- Hay historias en el beisbol llenas de reflectores y aplausos, “El Rey” David Reyes ha forjado su legado en silencio y disciplina dentro del beisbol mexicano
Tijuana, Baja California; mayo de 2026.- A lo largo de quince temporadas, David Reyes fue cincelando una carrera a base de constancia. Cada ponche fue un ladrillo, cada salida una prueba, cada rival dominado escribe un capítulo más en la historia de un lanzador que sin buscar reflectores, terminó convirtiéndose en uno de los brazos más respetados de la Liga Mexicana de Beisbol Banorte (LMBB).
Su ascenso comenzó en silencio un 22 de marzo de 2011, cuando un joven Reyes, aún lejos de ser llamado “El Rey”, subió por primera ocasión a la lomita como profesional. Dos años más tarde, el 3 de mayo de 2013 sorprendió a Fernando Alejos de los Pericos de Puebla con un envío que se incrustó por la zona de strike para convertirse en su ponche número 100. Era apenas un destello de lo que vendría.
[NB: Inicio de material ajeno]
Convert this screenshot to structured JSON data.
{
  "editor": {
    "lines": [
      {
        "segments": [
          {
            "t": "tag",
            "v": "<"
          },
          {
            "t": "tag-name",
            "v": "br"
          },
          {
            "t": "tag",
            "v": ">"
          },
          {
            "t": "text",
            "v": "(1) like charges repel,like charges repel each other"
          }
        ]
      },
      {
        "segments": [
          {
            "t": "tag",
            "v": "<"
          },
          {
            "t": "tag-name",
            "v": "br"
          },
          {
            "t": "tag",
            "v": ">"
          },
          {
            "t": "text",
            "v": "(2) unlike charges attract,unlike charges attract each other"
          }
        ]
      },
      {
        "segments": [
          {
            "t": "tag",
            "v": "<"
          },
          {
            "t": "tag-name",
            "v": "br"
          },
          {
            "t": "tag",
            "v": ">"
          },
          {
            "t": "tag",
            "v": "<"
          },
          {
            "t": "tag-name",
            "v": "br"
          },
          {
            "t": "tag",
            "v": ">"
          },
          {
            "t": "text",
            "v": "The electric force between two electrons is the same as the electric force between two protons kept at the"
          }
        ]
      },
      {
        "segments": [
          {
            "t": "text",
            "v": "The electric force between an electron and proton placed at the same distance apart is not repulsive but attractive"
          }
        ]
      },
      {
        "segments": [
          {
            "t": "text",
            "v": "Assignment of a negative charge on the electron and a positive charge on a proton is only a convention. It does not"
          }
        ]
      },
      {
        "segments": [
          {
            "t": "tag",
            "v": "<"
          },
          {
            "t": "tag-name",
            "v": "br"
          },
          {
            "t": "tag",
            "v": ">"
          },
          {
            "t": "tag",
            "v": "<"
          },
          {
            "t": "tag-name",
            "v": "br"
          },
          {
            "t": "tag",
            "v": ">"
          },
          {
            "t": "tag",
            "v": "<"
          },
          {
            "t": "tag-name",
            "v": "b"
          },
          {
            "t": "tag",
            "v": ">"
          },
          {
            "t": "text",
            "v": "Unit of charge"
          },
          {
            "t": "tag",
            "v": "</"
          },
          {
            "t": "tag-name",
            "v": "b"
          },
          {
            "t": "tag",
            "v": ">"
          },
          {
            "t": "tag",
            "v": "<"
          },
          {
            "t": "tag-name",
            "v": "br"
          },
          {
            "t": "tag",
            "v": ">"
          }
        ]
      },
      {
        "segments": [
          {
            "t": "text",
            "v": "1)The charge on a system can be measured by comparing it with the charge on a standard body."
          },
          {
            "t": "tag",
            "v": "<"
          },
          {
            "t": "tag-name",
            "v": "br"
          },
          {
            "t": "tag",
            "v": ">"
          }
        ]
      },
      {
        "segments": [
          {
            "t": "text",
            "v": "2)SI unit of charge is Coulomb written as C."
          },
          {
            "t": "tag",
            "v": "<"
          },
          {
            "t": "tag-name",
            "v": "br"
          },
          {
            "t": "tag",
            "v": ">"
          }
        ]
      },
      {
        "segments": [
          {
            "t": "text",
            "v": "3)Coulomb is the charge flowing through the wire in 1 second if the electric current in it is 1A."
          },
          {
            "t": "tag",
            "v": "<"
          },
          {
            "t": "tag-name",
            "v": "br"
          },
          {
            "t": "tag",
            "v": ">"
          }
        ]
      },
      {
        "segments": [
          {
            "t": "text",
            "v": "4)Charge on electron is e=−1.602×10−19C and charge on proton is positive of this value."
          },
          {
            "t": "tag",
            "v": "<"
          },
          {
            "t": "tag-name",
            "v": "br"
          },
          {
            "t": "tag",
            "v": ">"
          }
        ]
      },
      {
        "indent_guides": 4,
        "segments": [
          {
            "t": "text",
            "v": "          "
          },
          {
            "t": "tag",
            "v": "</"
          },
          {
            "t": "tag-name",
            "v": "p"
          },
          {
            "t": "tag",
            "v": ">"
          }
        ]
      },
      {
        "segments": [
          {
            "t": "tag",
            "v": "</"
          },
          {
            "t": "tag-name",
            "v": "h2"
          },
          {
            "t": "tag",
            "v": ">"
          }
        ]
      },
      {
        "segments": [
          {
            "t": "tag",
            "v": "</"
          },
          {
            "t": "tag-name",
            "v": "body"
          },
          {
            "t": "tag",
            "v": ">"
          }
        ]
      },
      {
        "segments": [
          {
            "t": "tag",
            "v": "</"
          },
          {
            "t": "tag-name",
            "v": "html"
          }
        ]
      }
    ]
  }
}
Un año después, el 26 de junio de 2014, volvió a cruzarse con Pericos. Esta vez, Carlos Ibarra fue la víctima del ponche 200. Reyes ya no era una promesa, era un brazo confiable, un serpentinero que empezaba a construir reputación.
El 21 de mayo de 2016, ante Saraperos, Juan Miranda se convirtió en el ponche 300. Para entonces, Reyes ya había aprendido a dominar no solo con velocidad, sino con inteligencia. Su comando, su temple y su capacidad para leer y trabajar a los bateadores lo estaban convirtiendo en un pitcher completo.
El 4 de junio de 2017, Brad Snyder de Algodoneros cayó abanicando para el ponche 400. Reyes ya era un joven de 27 años, un lanzador que sabía sufrir los juegos y también disfrutarlos. Su curva empezaba a ser respetada y dominante en el beisbol mexicano.
El 7 de abril de 2019, el cubano Yosmany Guerra de Tigres marcó el ponche 500. Medio millar. Para muchos, ese número es una cima. Para Reyes, apenas la mitad del camino.
El 18 de julio de 2021, Miguel Guzmán de Pericos se convirtió en el 600. El mochitense ya era un referente dentro del montículo. Su nombre aparecía en conversaciones de consistencia, liderazgo y durabilidad. Es el tipo de lanzador que un equipo quiere en juegos grandes.
El 11 de junio de 2023, Joel Flores de Bravos fue el ponche 700. Reyes seguía sumando, temporada tras temporada, sin perder filo, sin perder esa mentalidad competitiva.
El 19 de julio de 2024, José Pirela de Diablos cayó por la vía de los abanicados para llegar a los 800 ponches. A esas alturas, Reyes ya era un símbolo de veteranía. Un pitcher que había sobrevivido a cambios de roster, nuevas generaciones de bateadores, cronómetro para lanzar a home y nuevas reglas dentro de la evolución del juego.
Más tarde, llegó el 20 de mayo de 2026 en el Estadio Panamericano. Toros vs. Charros. Un duelo de pitcheo que parecía escrito para él. Reyes subió a la loma con la serenidad de quien ha vivido cientos de batallas. Colgó ceros, uno tras otro, hasta completar seis entradas sin daño bajo la lluvia tapatía. Y en la quinta entrada, frente a Willie Calhoun, llegó el momento.
Un tercer lanzamiento, colocado con precisión quirúrgica en la esquina exterior y alta de la zona de strike, dejó abanicando la lluvia a Calhoun. El umpire, Conrrado Valenzuela, levantó el puño concretando el out por la vía del chocolate. Y Reyes, sin aspavientos, sin celebración exagerada, pidió la pelota a sus compañeros luego de haber alcanzado los 900 ponches en la Liga Mexicana de Beisbol Banorte.
El beisbol, juego caprichoso, no le dio la victoria. Toros cayó 2-1 en diez entradas. Pero la historia del día no estaba en la pizarra. Estaba en la trayectoria de un lanzador que, a fuerza de trabajo, disciplina y carácter, había llegado a una marca reservada para los más constantes.
David Reyes no necesitó coronas ni aplausos para ser llamado “El Rey”. Su reinado se construyó con cada lanzamiento y disciplina. El ponche 900 fue el presagio de las 100 victorias en LMBB, un reconocimiento a una carrera que continúa escribiéndose con éxito en la historia del beisbol mexicano.